Reputation: 31
So I have this txt file with elements and the year they were discovered like hydrogen 1766 helium 1868 and many more. I have to read the file and return a table of tables, represeting this information from the file something like this { { "Hydrogen", 1766 }, { "Helium", 1868 }, ... { "Bromine", 1825 }, { "Krypton", 1898 } } but what I have so far its just the name and the year right below it. I have this so far
function read_elements(f_name)
elements = {}
f_name = io.open('elements.txt')
for line in f_name:lines()do
for word in string.gmatch(line, "%w+") do
table.insert(elements,word)
end
end
for key,value in pairs(elements) do
print(value..",")
end
f_name:close()
end
I've been told to hold each pair in their own table and insert those tables into the larger table, but I really don't know what to do next or how to do it. please help
Upvotes: 0
Views: 1040
Reputation: 96
You are only creating one table, and inserting every found word into it.
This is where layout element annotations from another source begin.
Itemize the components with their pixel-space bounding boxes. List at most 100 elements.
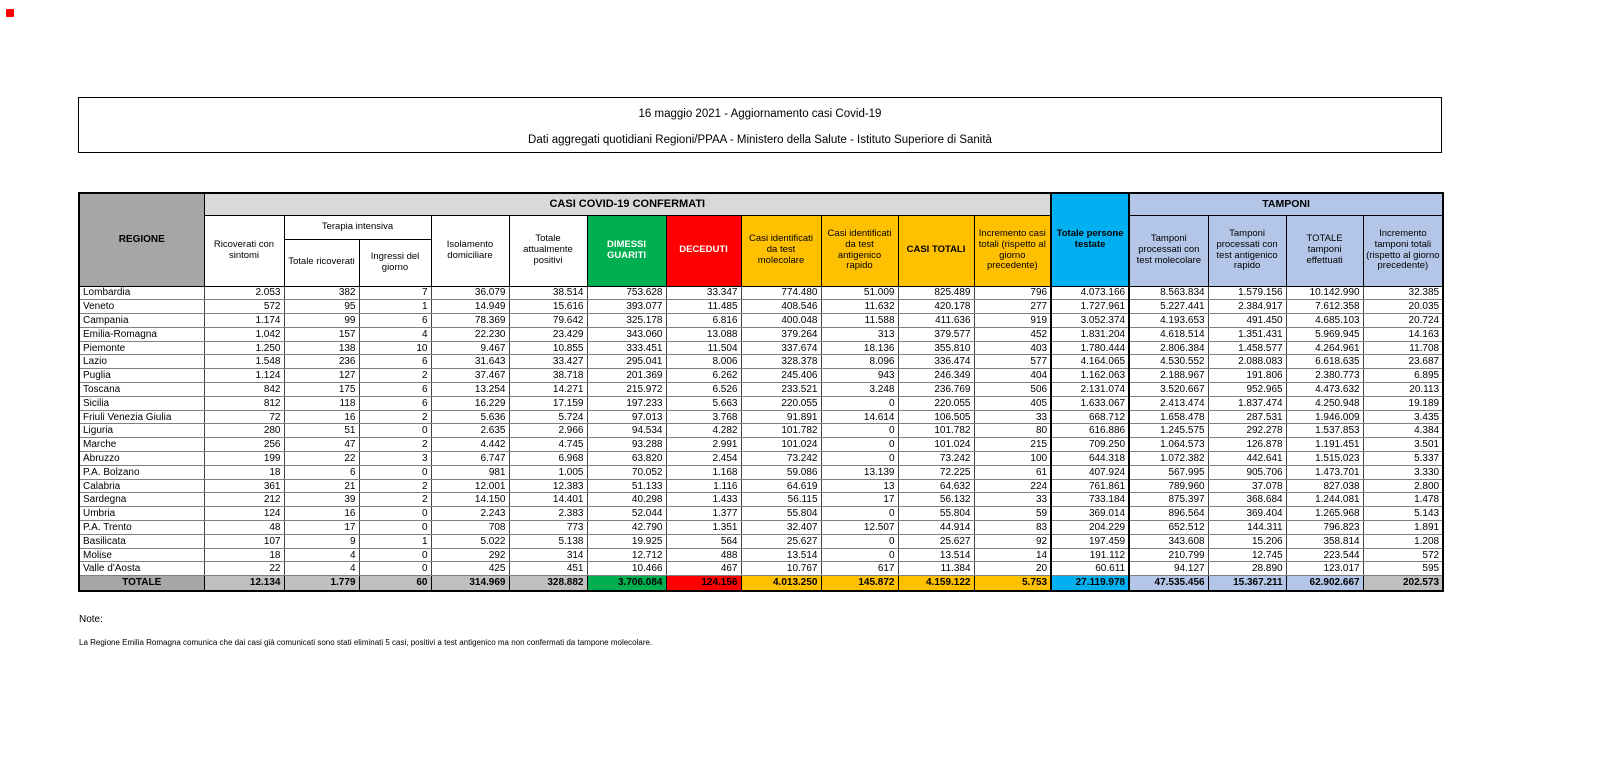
value-cell: 1 bbox=[358, 533, 432, 549]
value-cell: 5.143 bbox=[1362, 506, 1444, 522]
value-cell: 295.041 bbox=[586, 354, 667, 370]
value-cell: 4.164.065 bbox=[1050, 354, 1131, 370]
value-cell: 78.369 bbox=[430, 313, 510, 328]
value-cell: 72 bbox=[203, 409, 285, 425]
region-cell: Toscana bbox=[78, 382, 205, 397]
report-title: 16 maggio 2021 - Aggiornamento casi Covi… bbox=[638, 108, 882, 120]
value-cell: 215.972 bbox=[586, 382, 667, 397]
value-cell: 11.632 bbox=[820, 299, 899, 315]
value-cell: 11.504 bbox=[665, 340, 742, 356]
value-cell: 3 bbox=[358, 451, 432, 466]
region-cell: Emilia-Romagna bbox=[78, 326, 205, 342]
value-cell: 4.618.514 bbox=[1128, 326, 1209, 342]
value-cell: 17 bbox=[283, 520, 360, 535]
value-cell: 1.891 bbox=[1362, 520, 1444, 535]
value-cell: 379.264 bbox=[740, 326, 822, 342]
value-cell: 825.489 bbox=[897, 285, 975, 301]
value-cell: 325.178 bbox=[586, 313, 667, 328]
value-cell: 6.262 bbox=[665, 368, 742, 384]
value-cell: 6.816 bbox=[665, 313, 742, 328]
value-cell: 0 bbox=[820, 533, 899, 549]
value-cell: 20.113 bbox=[1362, 382, 1444, 397]
col-header-deceduti: DECEDUTI bbox=[665, 214, 742, 287]
value-cell: 796.823 bbox=[1285, 520, 1364, 535]
value-cell: 124 bbox=[203, 506, 285, 522]
value-cell: 32.407 bbox=[740, 520, 822, 535]
value-cell: 18.136 bbox=[820, 340, 899, 356]
region-cell: P.A. Bolzano bbox=[78, 464, 205, 480]
value-cell: 405 bbox=[973, 395, 1052, 411]
value-cell: 51 bbox=[283, 423, 360, 439]
value-cell: 20.035 bbox=[1362, 299, 1444, 315]
table-row: Friuli Venezia Giulia 72 16 2 5.636 5.724 97.0… bbox=[78, 409, 1444, 425]
value-cell: 842 bbox=[203, 382, 285, 397]
value-cell: 12.712 bbox=[586, 547, 667, 563]
value-cell: 812 bbox=[203, 395, 285, 411]
value-cell: 42.790 bbox=[586, 520, 667, 535]
value-cell: 4.530.552 bbox=[1128, 354, 1209, 370]
value-cell: 6.895 bbox=[1362, 368, 1444, 384]
value-cell: 5.227.441 bbox=[1128, 299, 1209, 315]
value-cell: 38.514 bbox=[508, 285, 588, 301]
value-cell: 4 bbox=[283, 561, 360, 577]
table-row: Campania 1.174 99 6 78.369 79.642 325.178 6.816… bbox=[78, 313, 1444, 328]
value-cell: 292.278 bbox=[1207, 423, 1287, 439]
value-cell: 595 bbox=[1362, 561, 1444, 577]
table-row: Basilicata 107 9 1 5.022 5.138 19.925 564 25.627… bbox=[78, 533, 1444, 549]
value-cell: 14.150 bbox=[430, 492, 510, 508]
region-cell: Campania bbox=[78, 313, 205, 328]
notes-heading: Note: bbox=[79, 614, 103, 625]
value-cell: 3.248 bbox=[820, 382, 899, 397]
value-cell: 38.718 bbox=[508, 368, 588, 384]
col-header-casi-totali: CASI TOTALI bbox=[897, 214, 975, 287]
value-cell: 55.804 bbox=[740, 506, 822, 522]
region-cell: Molise bbox=[78, 547, 205, 563]
value-cell: 4.073.166 bbox=[1050, 285, 1131, 301]
value-cell: 3.768 bbox=[665, 409, 742, 425]
value-cell: 337.674 bbox=[740, 340, 822, 356]
value-cell: 952.965 bbox=[1207, 382, 1287, 397]
value-cell: 33 bbox=[973, 409, 1052, 425]
value-cell: 1.780.444 bbox=[1050, 340, 1131, 356]
value-cell: 64.619 bbox=[740, 478, 822, 494]
value-cell: 13.139 bbox=[820, 464, 899, 480]
value-cell: 708 bbox=[430, 520, 510, 535]
value-cell: 191.112 bbox=[1050, 547, 1131, 563]
value-cell: 11.384 bbox=[897, 561, 975, 577]
value-cell: 64.632 bbox=[897, 478, 975, 494]
value-cell: 5.724 bbox=[508, 409, 588, 425]
totale-value-cell: 328.882 bbox=[508, 575, 588, 592]
value-cell: 2.383 bbox=[508, 506, 588, 522]
value-cell: 1 bbox=[358, 299, 432, 315]
value-cell: 13.514 bbox=[740, 547, 822, 563]
value-cell: 33 bbox=[973, 492, 1052, 508]
value-cell: 709.250 bbox=[1050, 437, 1131, 453]
value-cell: 11.485 bbox=[665, 299, 742, 315]
value-cell: 1.515.023 bbox=[1285, 451, 1364, 466]
value-cell: 796 bbox=[973, 285, 1052, 301]
value-cell: 2 bbox=[358, 478, 432, 494]
value-cell: 236.769 bbox=[897, 382, 975, 397]
value-cell: 94.127 bbox=[1128, 561, 1209, 577]
value-cell: 2 bbox=[358, 409, 432, 425]
value-cell: 491.450 bbox=[1207, 313, 1287, 328]
value-cell: 1.250 bbox=[203, 340, 285, 356]
value-cell: 39 bbox=[283, 492, 360, 508]
value-cell: 789.960 bbox=[1128, 478, 1209, 494]
value-cell: 1.633.067 bbox=[1050, 395, 1131, 411]
value-cell: 0 bbox=[358, 423, 432, 439]
value-cell: 943 bbox=[820, 368, 899, 384]
value-cell: 6.618.635 bbox=[1285, 354, 1364, 370]
totale-value-cell: 4.013.250 bbox=[740, 575, 822, 592]
value-cell: 4 bbox=[358, 326, 432, 342]
value-cell: 3.501 bbox=[1362, 437, 1444, 453]
value-cell: 1.727.961 bbox=[1050, 299, 1131, 315]
col-header-persone-testate: Totale persone testate bbox=[1050, 192, 1131, 287]
value-cell: 10.855 bbox=[508, 340, 588, 356]
table-row: Emilia-Romagna 1.042 157 4 22.230 23.429 343.0… bbox=[78, 326, 1444, 342]
value-cell: 2.800 bbox=[1362, 478, 1444, 494]
value-cell: 0 bbox=[820, 423, 899, 439]
value-cell: 425 bbox=[430, 561, 510, 577]
table-row: Piemonte 1.250 138 10 9.467 10.855 333.451 11.5… bbox=[78, 340, 1444, 356]
value-cell: 118 bbox=[283, 395, 360, 411]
You need to be creating your main table, then building up an individual table of element and year and inserting that individual table into your main table.
Assuming your file is of the format:
hydrogen 1766
helium 1868
...
i.e. one element per line, in your first for
statement of f_name:lines()
, you should be creating a new table, adding each word found (there will be two) to a new table and then adding that to your large table:
function read_elements(f_name)
local elements = {}
f_name = io.open('elements.txt')
for line in f_name:lines()do
local element = {}
for word in string.gmatch(line, "%w+") do
table.insert(element,word)
end
table.insert (elements, element)
end
f_name:close()
for _, element in ipairs (elements) do
for element, year in ipairs (element) do
print (element, year)
end
end
return (elements)
end
If your text file is of a different format (possibly just a sequential list, you'll probably want to investigate setting/unsetting a boolean flag every other word on the assumption that each other word is always the year or the element.